Ieri, intervenendo all'assemblea annuale di Confindustria, il presidente Giorgio Squinzi ha sollecitato il governo ad andare avanti con altri provvedimenti in materia di lavoro, incentivando i contratti aziendali e quelli a tempo indeterminato, attraverso la legge-delega messa in cantiere dall'esecutivo (il Jobs Act), che deve tuttavia ancora affrontare un lungo iter in Parlamento. In attesa del Jobs Act, però, molte aziende sembrano apprezzare anche il Decreto Lavoro da poco approvato, che rende più flessibili i contratti di assunzione a termine (eliminando l'obbligo di indicarne la causale) e tenta anche di incentivare l'apprendistato (sul quale sono stati tolti un po' di vincoli burocratici).

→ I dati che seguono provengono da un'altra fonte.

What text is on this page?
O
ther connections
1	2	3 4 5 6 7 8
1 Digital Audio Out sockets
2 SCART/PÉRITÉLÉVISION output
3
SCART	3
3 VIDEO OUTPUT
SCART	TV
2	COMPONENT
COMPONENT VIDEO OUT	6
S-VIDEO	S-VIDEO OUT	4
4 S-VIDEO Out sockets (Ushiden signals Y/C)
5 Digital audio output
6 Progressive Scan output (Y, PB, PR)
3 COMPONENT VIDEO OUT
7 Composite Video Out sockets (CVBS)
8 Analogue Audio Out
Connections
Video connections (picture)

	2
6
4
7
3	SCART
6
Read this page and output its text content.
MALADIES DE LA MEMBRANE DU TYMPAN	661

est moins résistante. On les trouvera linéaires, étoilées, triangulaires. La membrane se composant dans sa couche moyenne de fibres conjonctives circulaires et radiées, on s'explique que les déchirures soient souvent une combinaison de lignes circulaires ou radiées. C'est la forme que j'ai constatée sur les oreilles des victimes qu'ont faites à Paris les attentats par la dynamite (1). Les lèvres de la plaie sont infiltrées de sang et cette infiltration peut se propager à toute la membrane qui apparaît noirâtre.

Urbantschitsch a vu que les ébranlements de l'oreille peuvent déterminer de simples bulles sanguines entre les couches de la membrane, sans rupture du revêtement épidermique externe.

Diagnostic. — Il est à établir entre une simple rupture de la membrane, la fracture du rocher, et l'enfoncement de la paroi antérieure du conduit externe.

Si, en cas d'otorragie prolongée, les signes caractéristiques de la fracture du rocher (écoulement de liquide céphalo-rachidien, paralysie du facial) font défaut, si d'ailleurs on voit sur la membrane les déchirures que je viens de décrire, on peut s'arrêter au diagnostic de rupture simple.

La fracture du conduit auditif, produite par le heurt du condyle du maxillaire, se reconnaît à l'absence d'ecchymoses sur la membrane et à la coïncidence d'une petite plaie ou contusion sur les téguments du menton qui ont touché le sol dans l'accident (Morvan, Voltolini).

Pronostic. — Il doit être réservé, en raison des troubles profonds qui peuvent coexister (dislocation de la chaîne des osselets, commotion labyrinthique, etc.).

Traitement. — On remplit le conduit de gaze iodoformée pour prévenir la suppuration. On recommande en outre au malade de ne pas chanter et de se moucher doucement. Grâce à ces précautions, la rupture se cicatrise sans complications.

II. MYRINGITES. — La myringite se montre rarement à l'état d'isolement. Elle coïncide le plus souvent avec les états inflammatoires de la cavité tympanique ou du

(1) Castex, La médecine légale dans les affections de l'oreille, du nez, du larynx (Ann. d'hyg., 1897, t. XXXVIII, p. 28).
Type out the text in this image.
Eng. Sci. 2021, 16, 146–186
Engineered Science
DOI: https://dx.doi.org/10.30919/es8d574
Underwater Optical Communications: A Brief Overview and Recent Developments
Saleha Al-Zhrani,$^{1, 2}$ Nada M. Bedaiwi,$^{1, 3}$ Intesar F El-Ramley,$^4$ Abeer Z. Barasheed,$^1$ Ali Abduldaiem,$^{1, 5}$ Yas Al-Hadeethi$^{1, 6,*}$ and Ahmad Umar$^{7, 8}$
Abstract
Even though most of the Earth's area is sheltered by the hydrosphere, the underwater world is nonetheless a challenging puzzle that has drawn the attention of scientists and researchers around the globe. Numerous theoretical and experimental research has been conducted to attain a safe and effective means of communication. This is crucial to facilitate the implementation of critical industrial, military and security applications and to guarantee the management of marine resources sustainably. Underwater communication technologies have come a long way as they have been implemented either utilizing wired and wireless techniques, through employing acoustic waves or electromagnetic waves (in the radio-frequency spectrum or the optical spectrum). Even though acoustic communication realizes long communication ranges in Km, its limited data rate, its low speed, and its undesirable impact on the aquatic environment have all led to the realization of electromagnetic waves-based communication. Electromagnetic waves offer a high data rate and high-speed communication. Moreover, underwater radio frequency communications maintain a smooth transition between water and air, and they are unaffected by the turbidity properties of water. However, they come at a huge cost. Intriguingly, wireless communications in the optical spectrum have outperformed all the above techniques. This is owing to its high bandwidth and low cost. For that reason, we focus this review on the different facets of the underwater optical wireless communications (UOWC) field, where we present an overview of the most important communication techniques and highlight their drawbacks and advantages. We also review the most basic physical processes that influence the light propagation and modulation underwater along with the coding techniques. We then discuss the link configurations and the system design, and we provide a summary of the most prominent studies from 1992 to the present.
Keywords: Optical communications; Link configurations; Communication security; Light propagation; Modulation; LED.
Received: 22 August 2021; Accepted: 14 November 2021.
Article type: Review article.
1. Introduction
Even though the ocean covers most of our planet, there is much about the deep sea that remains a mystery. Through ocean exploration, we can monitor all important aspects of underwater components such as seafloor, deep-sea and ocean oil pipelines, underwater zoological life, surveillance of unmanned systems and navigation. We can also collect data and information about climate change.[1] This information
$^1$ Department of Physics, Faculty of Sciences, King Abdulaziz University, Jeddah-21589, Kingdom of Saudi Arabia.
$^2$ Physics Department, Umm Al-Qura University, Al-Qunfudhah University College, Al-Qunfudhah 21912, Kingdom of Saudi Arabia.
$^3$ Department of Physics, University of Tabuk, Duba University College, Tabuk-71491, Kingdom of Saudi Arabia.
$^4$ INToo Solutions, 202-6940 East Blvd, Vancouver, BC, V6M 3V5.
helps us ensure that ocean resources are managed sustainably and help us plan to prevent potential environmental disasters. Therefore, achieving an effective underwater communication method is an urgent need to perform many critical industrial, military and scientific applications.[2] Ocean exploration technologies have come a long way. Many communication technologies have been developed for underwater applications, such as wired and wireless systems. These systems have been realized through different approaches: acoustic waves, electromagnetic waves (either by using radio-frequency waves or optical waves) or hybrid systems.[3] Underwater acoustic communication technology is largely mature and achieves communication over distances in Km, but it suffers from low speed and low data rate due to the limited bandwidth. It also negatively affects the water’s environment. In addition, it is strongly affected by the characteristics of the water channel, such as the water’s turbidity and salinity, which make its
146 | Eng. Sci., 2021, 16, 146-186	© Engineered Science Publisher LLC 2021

A rilevare l'apprezzamento degli imprenditori per queste nuove norme, è una recente indagine effettuata su oltre 300 aziende dall'agenzia del lavoro Gi Group, in collaborazione con OD&M Consulting.
LE NOVITA' PER L'APPRENDISTATO
Secondo il sondaggio, oltre il 44% delle imprese interpellate si dichiarano intenzionate (per le nuove assunzioni) ad aumentare il numero di contratti a tempo determinato mentre il 29% incrementeranno il ricorso all'apprendistato. Ciò non significa, tuttavia, che queste nuove norme comporteranno automaticamente una crescita dei posti di lavoro. E' probabile, infatti, che i minori vincoli per i contratti a termine e per il reclutamento degli apprendisti cannibalizzino anche le assunzioni che avvengono in altra forma. E' il caso delle collaborazioni a progetto o di quelle con la partita iva: oltre il 22% delle aziende, infatti, si dichiara intenzionato a ridurre la quota di queste forme contrattuali mentre più del 69% non cambierà le proprie decisioni e soltanto il 7,7% dice di volerle aumentare. Il che, non sarebbe in teoria un male, visto che le collaborazioni a progetto e quelle con la partite iva (che spesso mascherano un rapporto di lavoro subordinato) sono considerate una forma di “flessibilità cattiva”, che assicura ben poche tutele ai dipendenti. Dall'indagine di Gi Group, emerge però anche un altro dato: con il Decreto Poletti, le assunzioni stabili resteranno ancora ai margini del mercato del lavoro italiano. Circa il 22% delle aziende, infatti, mostra l'intenzione di ridurre (sempre tra le nuove assunzioni) la quota di dipendenti reclutati con il contratto a tempo indeterminato. Un altro 69% non prevede alcuna variazione mentre soltanto l'8% delle aziende dichiara la volontà di aumentare le assunzioni stabili.
Per questo, secondo Stefano Colli-Lanzi, amministratore delegato di Gi Group, il governo deve fare adesso un passo in più e procedere spedito verso l'approvazione del Jobs Act, cioè della prossima legge-delega sul lavoro che prevede proprio di incentivare le assunzioni stabili, conun nuovo contratto a tempo indeterminato e a tutele crescenti. “Mi auguro che questo percorso”, dice Colli-Lanzi, “porti ad un utilizzo sempre più ridotto delle forme di cattiva flessibilità, come i contratti a progetto, le false partite iva o le associazioni in partecipazione”. Secondo il numero uno di Gi Group, infatti, queste forme contrattuali non fanno altro che mascherare rapporti di lavoro stabili, in modo fraudolento e “precarizzante per le persone”.